Finkenwerder/Marmstorf. Wann immer Bernd Geisler mit seinem Bus vorfährt, gibt es ein großes Hallo. Am glücklichsten aber sind die Kinder, die er damit fährt.
Es ist nur eine kleine Geschichte – aber vielleicht gehört sie trotzdem zu den schönsten, die man sich in diesen Tagen südlich der Elbe erzählt. Denn sie handelt von einem Bus, der seinen Fahrgästen immer wieder ein Lächeln ins Gesicht zaubert, weil er so hübsch und weihnachtlich geschmückt ist, dass man am liebsten selbst direkt einsteigen würde.
Doch Erwachsene haben hier keinen Zutritt. Nur Kinder, und das macht diese Geschichte am Ende womöglich doch zu einer großen: Weil eben dieser Bus Kinder mit den verschiedensten Behinderungen jeden Morgen zur Schule befördert und am Nachmittag zurück. Und weil all das der Eigeninitiative eines einzelnen Menschen zu verdanken ist.

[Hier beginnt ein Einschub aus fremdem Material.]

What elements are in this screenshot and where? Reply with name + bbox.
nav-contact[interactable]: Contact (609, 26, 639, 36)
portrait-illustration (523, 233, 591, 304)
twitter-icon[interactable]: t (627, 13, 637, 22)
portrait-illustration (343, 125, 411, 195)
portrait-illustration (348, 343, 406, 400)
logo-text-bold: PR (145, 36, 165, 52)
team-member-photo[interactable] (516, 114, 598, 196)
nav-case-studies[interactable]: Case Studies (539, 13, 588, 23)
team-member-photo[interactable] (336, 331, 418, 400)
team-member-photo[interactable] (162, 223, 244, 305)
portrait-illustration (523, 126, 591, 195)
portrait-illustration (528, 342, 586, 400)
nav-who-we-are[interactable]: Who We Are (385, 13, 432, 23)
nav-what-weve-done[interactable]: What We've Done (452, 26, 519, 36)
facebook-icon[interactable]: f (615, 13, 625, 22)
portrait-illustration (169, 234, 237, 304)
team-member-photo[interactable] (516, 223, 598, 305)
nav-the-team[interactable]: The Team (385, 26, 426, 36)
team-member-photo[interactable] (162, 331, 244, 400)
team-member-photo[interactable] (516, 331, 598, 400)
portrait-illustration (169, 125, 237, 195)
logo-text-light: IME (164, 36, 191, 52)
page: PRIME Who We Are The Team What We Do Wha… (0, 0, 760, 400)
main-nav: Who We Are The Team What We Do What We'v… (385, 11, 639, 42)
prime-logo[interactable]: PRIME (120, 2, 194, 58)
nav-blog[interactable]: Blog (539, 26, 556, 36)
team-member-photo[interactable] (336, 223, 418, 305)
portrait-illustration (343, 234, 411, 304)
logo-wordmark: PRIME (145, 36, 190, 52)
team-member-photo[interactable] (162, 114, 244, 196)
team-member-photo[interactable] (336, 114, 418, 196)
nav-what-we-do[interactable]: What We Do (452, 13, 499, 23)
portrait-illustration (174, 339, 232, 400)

Ein Schulbus voller Weihnachtsschmuck und Lichterketten für behinderte Kinder
Bernd Geisler steht neben seinem DRK-Bus und lächelt. Dass er seinen Job gerne macht, ist ihm direkt anzusehen. Und seinen Passagieren auch. Von außen wirkt das Fahrzeug tatsächlich wie jeder andere: Ein Kleinbus mit Rolli-Rampe am Heck und großer Schiebetür an der Seite, die sich immer dann öffnet, wenn ein Kind zu- oder aussteigt. Aber dann wird sie für alle sichtbar: Die kleine Weihnachtswelt im Innern des Fahrzeugs.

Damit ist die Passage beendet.